Ethical & legal challenges of AI: from principles to practices

Ethical & Legal challenges of AI

Health AI comes with high hopes regarding tailored care, early risk detection and information integration. These developments however also come with various ethical and legal challenges, for example about bias, discrimination, privacy, responsibility and transparency. Solutions to such issues are predominantly sought in ethical principles for AI, the development of technical solutions and better regulatory frameworks (e.g. the GDPR and the MDR). What these have in common is the idea that ethical and legal issues surrounding AI can be solved upfront.

These current approaches in law and in ethics are however not fully equipped to address the challenges raised by AI in health and welfare. Although undoubtedly valuable, embedding AI responsibly in health and welfare asks for more than technical solutions, formal rules and regulations, and the establishment of ethical principles. In this empirical research program, we study how ethical decisions are made and negotiated in the daily practices of health practitioners, data scientists and other stakeholders (such as patient groups) in various AI-initiatives. By studying how ethical arguments are negotiated between different groups in medical practice, how ethical considerations are made and justified, and how data scientists, technologists and medical practitioners jointly work on establishing norms and shared values in concrete AI initiatives, we learn how ethical and legal challenges play out in practice.

We shift the perspective from suitable legal-ethical frameworks and principles for AI in healthcare towards ethnographic and comparative approaches that study ethics-in-practice and responsibility-in-the-making.

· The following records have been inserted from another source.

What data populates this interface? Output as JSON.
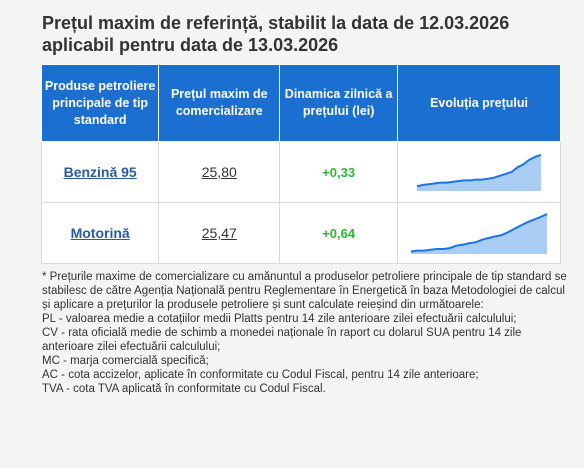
{
  "header": {
    "title_line1": "Prețul maxim de referință, stabilit la data de 12.03.2026",
    "title_line2": "aplicabil pentru data de 13.03.2026"
  },
  "table": {
    "columns": [
      "Produse petroliere principale de tip standard",
      "Prețul maxim de comercializare",
      "Dinamica zilnică a prețului (lei)",
      "Evoluția prețului"
    ],
    "rows": [
      {
        "product": "Benzină 95",
        "price": "25,80",
        "delta": "+0,33",
        "trend": [
          0.12,
          0.16,
          0.18,
          0.2,
          0.22,
          0.22,
          0.24,
          0.26,
          0.28,
          0.28,
          0.3,
          0.3,
          0.32,
          0.35,
          0.4,
          0.45,
          0.5,
          0.62,
          0.7,
          0.82,
          0.9,
          0.95
        ]
      },
      {
        "product": "Motorină",
        "price": "25,47",
        "delta": "+0,64",
        "trend": [
          0.06,
          0.08,
          0.08,
          0.1,
          0.12,
          0.12,
          0.14,
          0.2,
          0.22,
          0.26,
          0.28,
          0.34,
          0.38,
          0.42,
          0.45,
          0.52,
          0.6,
          0.68,
          0.76,
          0.82,
          0.88,
          0.95
        ]
      }
    ]
  },
  "colors": {
    "header_bg": "#1a6fd1",
    "link": "#2b5aa0",
    "positive": "#2fb62f",
    "spark_line": "#1a73e8",
    "spark_fill": "#a9cdf5"
  },
  "notes": [
    "* Prețurile maxime de comercializare cu amănuntul a produselor petroliere principale de tip standard se stabilesc de către Agenția Națională pentru Reglementare în Energetică în baza Metodologiei de calcul și aplicare a prețurilor la produsele petroliere și sunt calculate reieșind din următoarele:",
    "PL - valoarea medie a cotațiilor medii Platts pentru 14 zile anterioare zilei efectuării calculului;",
    "CV - rata oficială medie de schimb a monedei naționale în raport cu dolarul SUA pentru 14 zile anterioare zilei efectuării calculului;",
    "MC - marja comercială specifică;",
    "AC - cota accizelor, aplicate în conformitate cu Codul Fiscal, pentru 14 zile anterioare;",
    "TVA - cota TVA aplicată în conformitate cu Codul Fiscal."
  ]
}
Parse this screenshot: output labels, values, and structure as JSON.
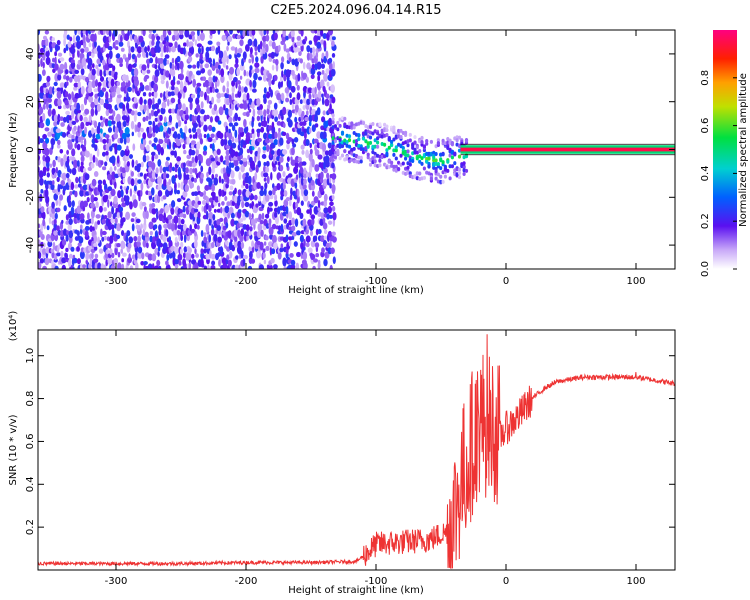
{
  "title": "C2E5.2024.096.04.14.R15",
  "chart_data": [
    {
      "type": "heatmap",
      "xlabel": "Height of straight line (km)",
      "ylabel": "Frequency (Hz)",
      "xlim": [
        -360,
        130
      ],
      "ylim": [
        -50,
        50
      ],
      "xticks": [
        -300,
        -200,
        -100,
        0,
        100
      ],
      "xtick_labels": [
        "-300",
        "-200",
        "-100",
        "0",
        "100"
      ],
      "yticks": [
        -40,
        -20,
        0,
        20,
        40
      ],
      "ytick_labels": [
        "-40",
        "-20",
        "0",
        "20",
        "40"
      ],
      "colorbar": {
        "label": "Normalized spectral amplitude",
        "range": [
          0,
          1
        ],
        "ticks": [
          0,
          0.2,
          0.4,
          0.6,
          0.8
        ],
        "tick_labels": [
          "0.0",
          "0.2",
          "0.4",
          "0.6",
          "0.8"
        ]
      },
      "features": {
        "noise_region_x": [
          -360,
          -133
        ],
        "noise_amplitude": [
          0.05,
          0.25
        ],
        "transition_region_x": [
          -133,
          -30
        ],
        "ridge": [
          {
            "x": -130,
            "f": 5
          },
          {
            "x": -110,
            "f": 3
          },
          {
            "x": -90,
            "f": 1
          },
          {
            "x": -70,
            "f": -3
          },
          {
            "x": -50,
            "f": -5
          },
          {
            "x": -30,
            "f": -2
          },
          {
            "x": -15,
            "f": 0
          },
          {
            "x": 130,
            "f": 0
          }
        ],
        "carrier_x": [
          -35,
          130
        ],
        "carrier_amplitude": 0.95
      }
    },
    {
      "type": "line",
      "xlabel": "Height of straight line (km)",
      "ylabel": "SNR (10 * v/v)",
      "y_multiplier": "(x10⁴)",
      "xlim": [
        -360,
        130
      ],
      "ylim": [
        0,
        1.12
      ],
      "xticks": [
        -300,
        -200,
        -100,
        0,
        100
      ],
      "xtick_labels": [
        "-300",
        "-200",
        "-100",
        "0",
        "100"
      ],
      "yticks": [
        0.2,
        0.4,
        0.6,
        0.8,
        1.0
      ],
      "ytick_labels": [
        "0.2",
        "0.4",
        "0.6",
        "0.8",
        "1.0"
      ],
      "color": "#ee3333",
      "series": [
        {
          "x": [
            -360,
            -300,
            -250,
            -200,
            -150,
            -115,
            -105,
            -100,
            -80,
            -60,
            -45,
            -40,
            -35,
            -30,
            -25,
            -20,
            -15,
            -10,
            -5,
            0,
            10,
            20,
            30,
            40,
            60,
            80,
            100,
            110,
            120,
            130
          ],
          "y": [
            0.03,
            0.03,
            0.03,
            0.035,
            0.035,
            0.04,
            0.09,
            0.12,
            0.13,
            0.14,
            0.18,
            0.25,
            0.4,
            0.5,
            0.62,
            0.7,
            0.68,
            0.67,
            0.62,
            0.66,
            0.72,
            0.8,
            0.85,
            0.88,
            0.9,
            0.9,
            0.9,
            0.89,
            0.88,
            0.87
          ]
        }
      ]
    }
  ]
}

In this research line we focus on the following questions:

  1. Responsible knowledge practices: how do AI initiatives reconfigure responsible knowledge practices in various healthcare domains? How can we find productive ways to combine the domain knowledge of medical experts, the experiential knowledge that patients have gathered through their lived experiences, and the technical knowledge produced by data scientists to facilitate human-centred forms of AI that enrich our understanding of health and illness?
  2. Ethical work in situ: how are ethical decisions made within the mundane work of health practitioners, data scientists and other stakeholders (such as patient groups) in machine learning initiatives? How do medical professionals, civil servants, healthcare managers and regulators make ethical decisions in real-life contexts, where information is always partial and incomplete?
  3. From rules to resilience: how can we make AI initiatives in healthcare more resilient? Instead of fixing responsibilities in rules, how can we explore the ‘texture’ of responsible AI practices in healthcare? Important dimensions here concern the need to balance formal regulation with discretionary space for professionals to make decisions on the ground as the layering of multiple, conflicting rules can obfuscate healthcare work and lead to increased regulatory pressure that may reduce spaces to provide good care.
  4. Legitimacy in practice: uptake of AI depends in large part on how the technology is able to project legitimacy to potential users and other stakeholders. This raises questions about AI legitimate to various audiences; how legitimacy is constructed, and what legitimacy entails for a technology like AI in healthcare?